No wonder. With his 1989 Seven Habits of Highly Effective People having sold over 5 million copies and still vying for No. 1 on The New York Times best-seller list of self-help paperbacks, Covey is in demand. Last year's First Things First is nearing the million-sales mark. On April 24 his star was further burnished by a joint announcement that later this summer Microsoft would incorporate Covey's "Seven Habits" in its time-management software.
"Why are these ideas powerful?" Covey asks. "Because they don't belong to me. All the Seven Habits are is common sense, organized."
Though a Republican, Covey gladly advised the President at Camp David in January. Clinton so enjoyed the meeting that he invited Covey to stay an extra night. Other than calling Clinton "a totally good student," Covey won't reveal what was said, but his usual practice is to ask CEOs to write a statement of their values. Another Covey fan in Washington: House Speaker Newt Gingrich, who includes Seven Habits on his "must-read" list and has called the author. Covey insists he doesn't play political favorites: "We're Americans first. These principles are universal."
And as easy to digest as Forrest Gump's box of chocolates. Indeed, Covey's maxims—"Begin with the End in Mind" (Habit No. 2) or "Think Win/Win," (Habit No. 4)—sound like Gump with an MBA. But their bite-size simplicity, as well as their emphasis on principled behavior is part of the draw. Covey champions personal strengths such as integrity, humility and courage as keys to success. Hundreds of companies, including Coca-Cola, AT&T and General Motors, shell out up to $3,900 per person to send executives to the Covey Leadership Center in Provo for workshops in personal and organizational development.
"There wasn't a language for this do-good approach that was acceptable in business," says Robert Burt, a development director at Houston-based Conoco Inc., which trains its staff of 17,000 in the Seven Habits. Stedman Graham, who employs Covey's tenets at his Chicago-based sports management firm, is another believer. "He teaches you how to develop a mission in life," says Graham, who introduced longtime love Oprah
Winfrey to Covey's ideas.
"My goal is to bring principle-centered leadership to the world," says Covey, who charges businesses $45,000 per speech and logs more than 300,000 air miles annually. He funnels much of his money back into his company—though he is building a three-story stucco house in Provo, not far from the family's modest home of 28 years.
Lofty goals might be expected from a man who used to awaken as a boy to find his mother, Irene, standing over his bed, "affirming" him. "She'd be saying something like, 'You will do well in your test tomorrow,' " Covey recalls. "She and my father [Stephen, a chicken farmer turned hotelier] passed along a philosophy of believing in yourself." He needed it in high school in Salt Lake City when a bone-degrading disease required the implanting of metal pins in his legs. Says Covey, who suffers no lingering effects: "It shifted me from athletics to academics."
His parents also imparted their Mormon faith. Serving a two-year mission in England for the church after graduating from the University of Utah in 1953, Covey met Sandra Merrill, a member of the Mormon Tabernacle Choir, when the group performed in London. They married in 1956, and the couple moved to Boston. Covey got an MBA at Harvard, then took a job teaching organizational behavior at Brigham Young University in Provo, where he remained for 24 years. In 1983 he embarked on his new career, gambling that "a culture that had shifted away from ethics" would welcome the ideas he developed as an academic.
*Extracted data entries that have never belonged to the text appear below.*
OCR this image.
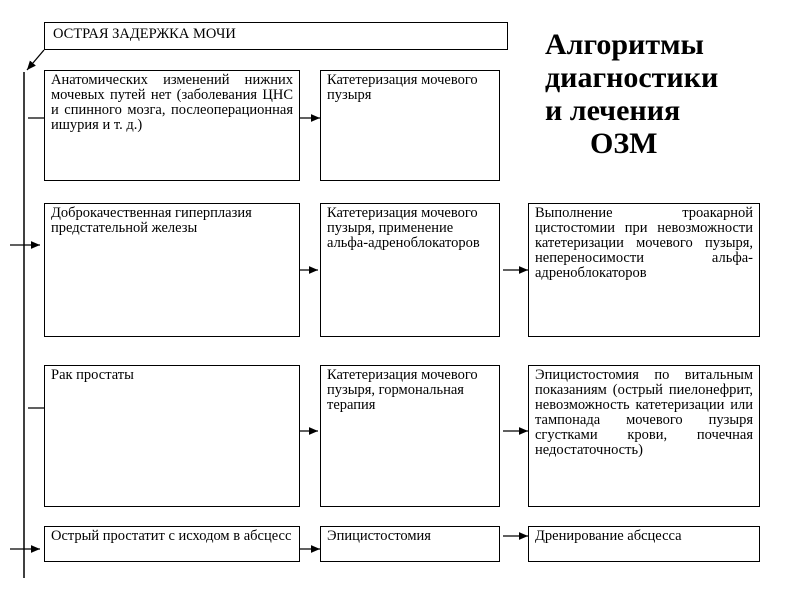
ОСТРАЯ ЗАДЕРЖКА МОЧИ	Алгоритмы
диагностики
и лечения
ОЗМ
Анатомических изменений нижних мочевых путей нет (заболевания ЦНС и спинного мозга, послеоперационная ишурия и т. д.)
Катетеризация мочевого пузыря
Доброкачественная гиперплазия предстательной железы
Катетеризация мочевого пузыря, применение альфа-адреноблокаторов
Выполнение троакарной цистостомии при невозможности катетеризации мочевого пузыря, непереносимости альфа-адреноблокаторов
Рак простаты	Катетеризация мочевого пузыря, гормональная терапия
Эпицистостомия по витальным показаниям (острый пиелонефрит, невозможность катетеризации или тампонада мочевого пузыря сгустками крови, почечная недостаточность)
Острый простатит с исходом в абсцесс	Эпицистостомия	Дренирование абсцесса
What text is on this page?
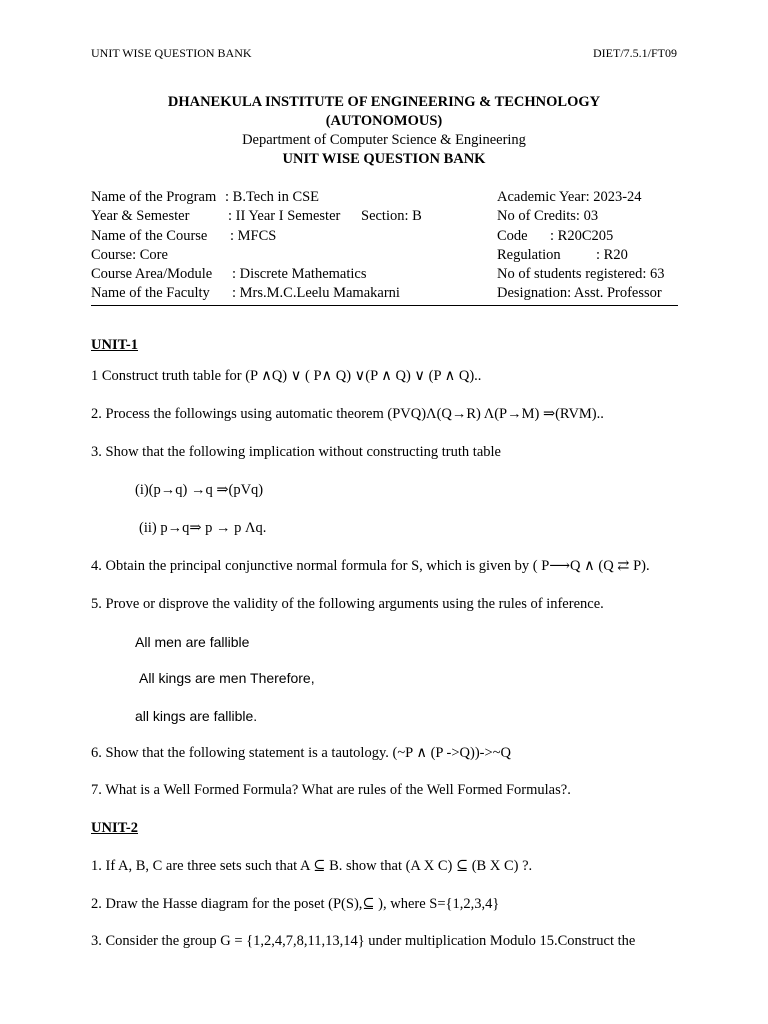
UNIT WISE QUESTION BANK	DIET/7.5.1/FT09
DHANEKULA INSTITUTE OF ENGINEERING & TECHNOLOGY
(AUTONOMOUS)
Department of Computer Science & Engineering
UNIT WISE QUESTION BANK
Name of the Program : B.Tech in CSE	Academic Year: 2023-24
Year & Semester	: II Year I Semester Section: B	No of Credits: 03
Name of the Course : MFCS	Code : R20C205
Course: Core	Regulation : R20
Course Area/Module : Discrete Mathematics	No of students registered: 63
Name of the Faculty : Mrs.M.C.Leelu Mamakarni	Designation: Asst. Professor
UNIT-1
1 Construct truth table for (P ∧Q) ∨ ( P∧ Q) ∨(P ∧ Q) ∨ (P ∧ Q)..
2. Process the followings using automatic theorem (PVQ)Λ(Q→R) Λ(P→M) ⇒(RVM)..
3. Show that the following implication without constructing truth table
(i)(p→q) →q ⇒(pVq)
(ii) p→q⇒ p → p Λq.
4. Obtain the principal conjunctive normal formula for S, which is given by ( P⟶Q ∧ (Q ⇄ P).
5. Prove or disprove the validity of the following arguments using the rules of inference.
All men are fallible
All kings are men Therefore,
all kings are fallible.
6. Show that the following statement is a tautology. (~P ∧ (P ->Q))->~Q
7. What is a Well Formed Formula? What are rules of the Well Formed Formulas?.
UNIT-2
1. If A, B, C are three sets such that A ⊆ B. show that (A X C) ⊆ (B X C) ?.
2. Draw the Hasse diagram for the poset (P(S),⊆ ), where S={1,2,3,4}
3. Consider the group G = {1,2,4,7,8,11,13,14} under multiplication Modulo 15.Construct the
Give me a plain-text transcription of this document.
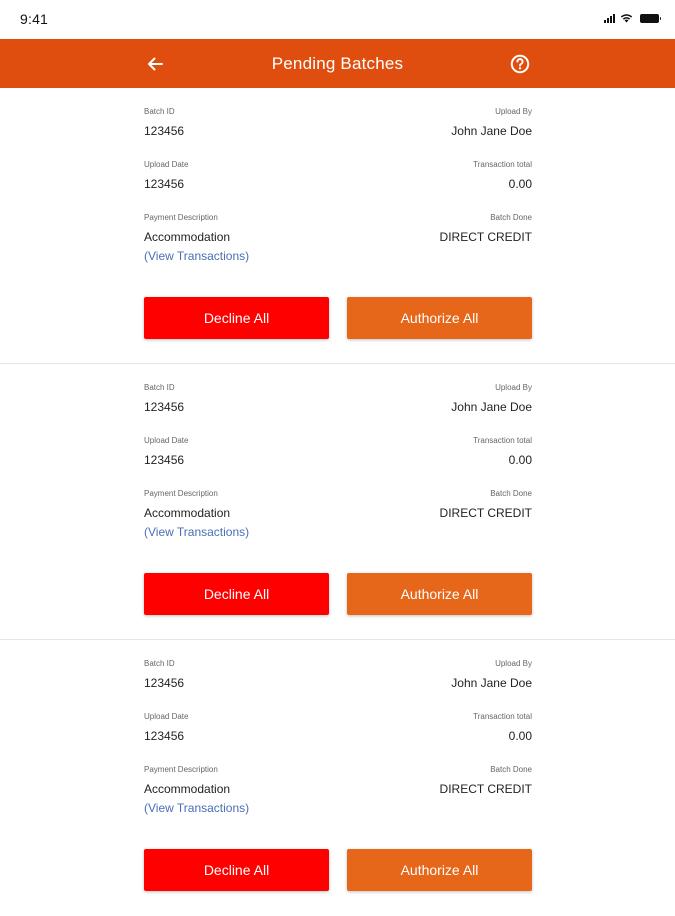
9:41
Pending Batches
Batch ID
123456
Upload By
John Jane Doe
Upload Date
123456
Transaction total
0.00
Payment Description
Accommodation
Batch Done
DIRECT CREDIT
(View Transactions)
Decline All	Authorize All
Batch ID
123456
Upload By
John Jane Doe
Upload Date
123456
Transaction total
0.00
Payment Description
Accommodation
Batch Done
DIRECT CREDIT
(View Transactions)
Decline All	Authorize All
Batch ID
123456
Upload By
John Jane Doe
Upload Date
123456
Transaction total
0.00
Payment Description
Accommodation
Batch Done
DIRECT CREDIT
(View Transactions)
Decline All	Authorize All
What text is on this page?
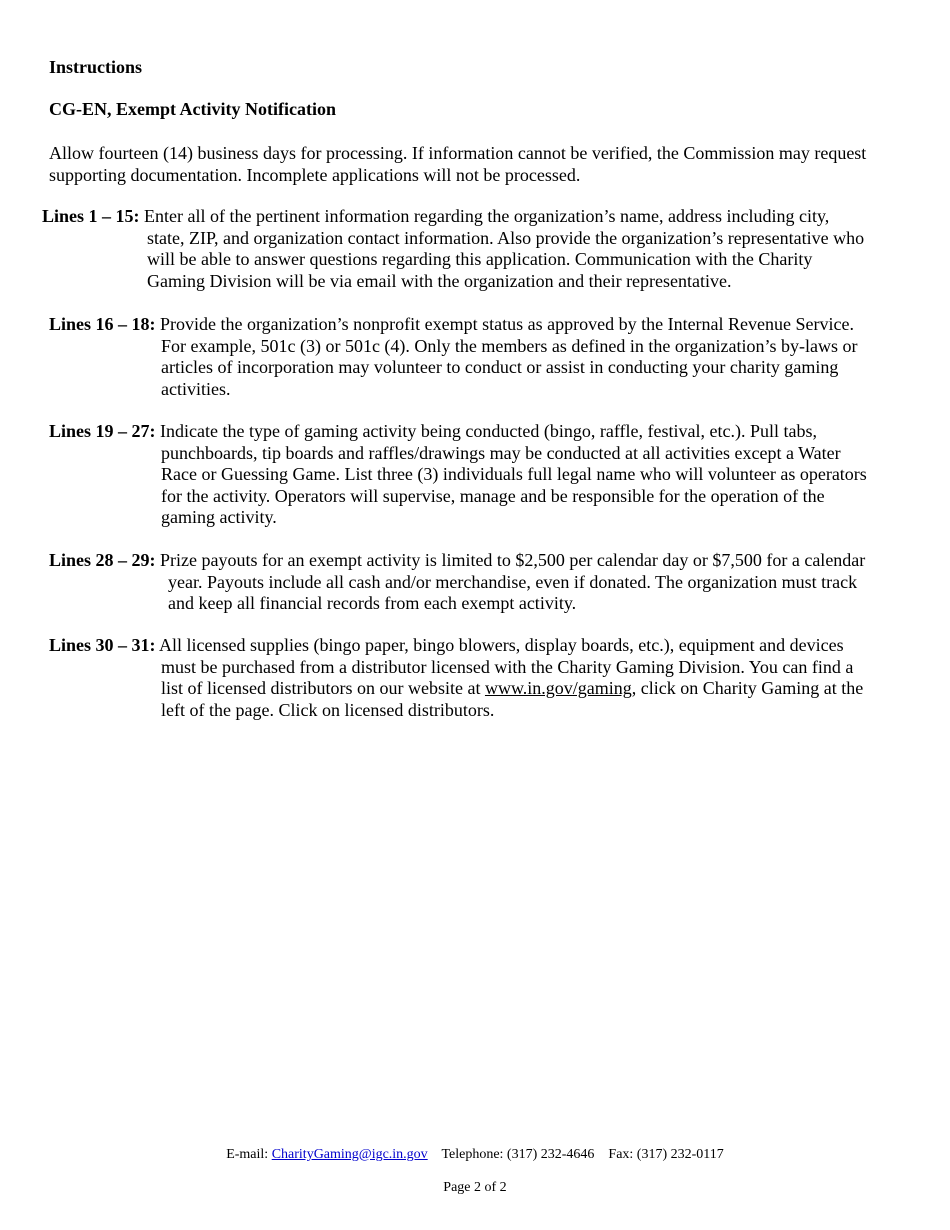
Instructions
CG-EN, Exempt Activity Notification
Allow fourteen (14) business days for processing. If information cannot be verified, the Commission may request
supporting documentation. Incomplete applications will not be processed.
Lines 1 – 15: Enter all of the pertinent information regarding the organization’s name, address including city,
state, ZIP, and organization contact information. Also provide the organization’s representative who
will be able to answer questions regarding this application. Communication with the Charity
Gaming Division will be via email with the organization and their representative.
Lines 16 – 18: Provide the organization’s nonprofit exempt status as approved by the Internal Revenue Service.
For example, 501c (3) or 501c (4). Only the members as defined in the organization’s by-laws or
articles of incorporation may volunteer to conduct or assist in conducting your charity gaming
activities.
Lines 19 – 27: Indicate the type of gaming activity being conducted (bingo, raffle, festival, etc.). Pull tabs,
punchboards, tip boards and raffles/drawings may be conducted at all activities except a Water
Race or Guessing Game. List three (3) individuals full legal name who will volunteer as operators
for the activity. Operators will supervise, manage and be responsible for the operation of the
gaming activity.
Lines 28 – 29: Prize payouts for an exempt activity is limited to $2,500 per calendar day or $7,500 for a calendar
year. Payouts include all cash and/or merchandise, even if donated. The organization must track
and keep all financial records from each exempt activity.
Lines 30 – 31: All licensed supplies (bingo paper, bingo blowers, display boards, etc.), equipment and devices
must be purchased from a distributor licensed with the Charity Gaming Division. You can find a
list of licensed distributors on our website at www.in.gov/gaming, click on Charity Gaming at the
left of the page. Click on licensed distributors.
E-mail: CharityGaming@igc.in.gov Telephone: (317) 232-4646 Fax: (317) 232-0117
Page 2 of 2
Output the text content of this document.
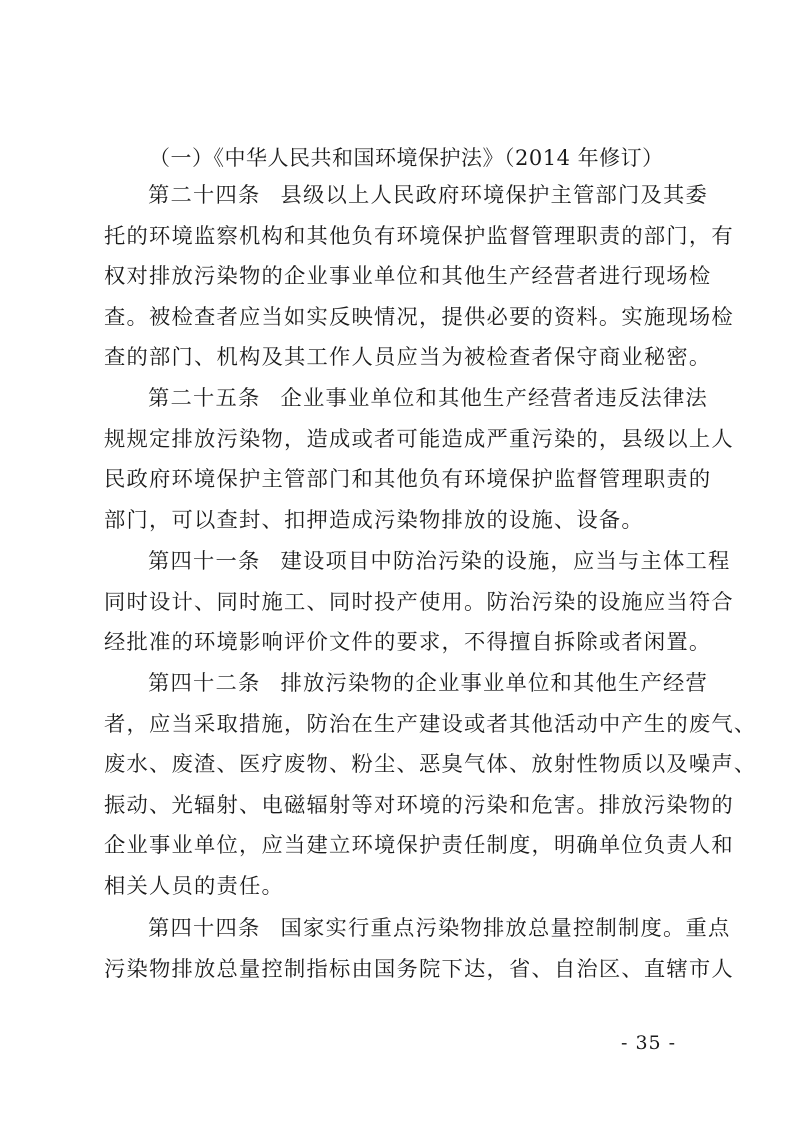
（一）《中华人民共和国环境保护法》（2014 年修订）
第二十四条 县级以上人民政府环境保护主管部门及其委
托的环境监察机构和其他负有环境保护监督管理职责的部门，有
权对排放污染物的企业事业单位和其他生产经营者进行现场检
查。被检查者应当如实反映情况，提供必要的资料。实施现场检
查的部门、机构及其工作人员应当为被检查者保守商业秘密。
第二十五条 企业事业单位和其他生产经营者违反法律法
规规定排放污染物，造成或者可能造成严重污染的，县级以上人
民政府环境保护主管部门和其他负有环境保护监督管理职责的
部门，可以查封、扣押造成污染物排放的设施、设备。
第四十一条 建设项目中防治污染的设施，应当与主体工程
同时设计、同时施工、同时投产使用。防治污染的设施应当符合
经批准的环境影响评价文件的要求，不得擅自拆除或者闲置。
第四十二条 排放污染物的企业事业单位和其他生产经营
者，应当采取措施，防治在生产建设或者其他活动中产生的废气、
废水、废渣、医疗废物、粉尘、恶臭气体、放射性物质以及噪声、
振动、光辐射、电磁辐射等对环境的污染和危害。排放污染物的
企业事业单位，应当建立环境保护责任制度，明确单位负责人和
相关人员的责任。
第四十四条 国家实行重点污染物排放总量控制制度。重点
污染物排放总量控制指标由国务院下达，省、自治区、直辖市人
- 35 -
After the initial shock of Covey's irrepressible style, corporate America quickly warmed to his message. It's a reaction familiar to Sandra, 59. "When we were first married, I was embarrassed to death," she says. "Now we're all used to Stephen's spontaneity." Tell that to daughter Jenny's prom date in 1992: Covey greeted him wearing an old-codger mask, carrying a rifle and questioning the boy's intentions (her date laughed). "That's my dad," says Jenny, 19. "He'll show up anywhere wearing a mask and acting like he's the only one who's normal."
CATHY FREE in Sundance
- Cathy Free.
FAMILY MEMBERS WHO VENTURE out of the house with personal-development guru Stephen R. Covey know they risk being embarrassed by his uninhibited antics. But on this day outside his cabin at the Sundance ski resort near Provo, Utah, Covey is on his best behavior as he teaches several of his 20 grandchildren how to ski. No chest-thumping gorilla imitations—he's more likely to do that when they act up in shopping malls and he wants to shame them out of "monkey" behavior. No sudden catnaps—he takes those on the floor at parties when tired. The children are simply spending a nice afternoon with Granddad when the phone rings inside the cabin. It's the White House. President Clinton wants some quality time with Covey too.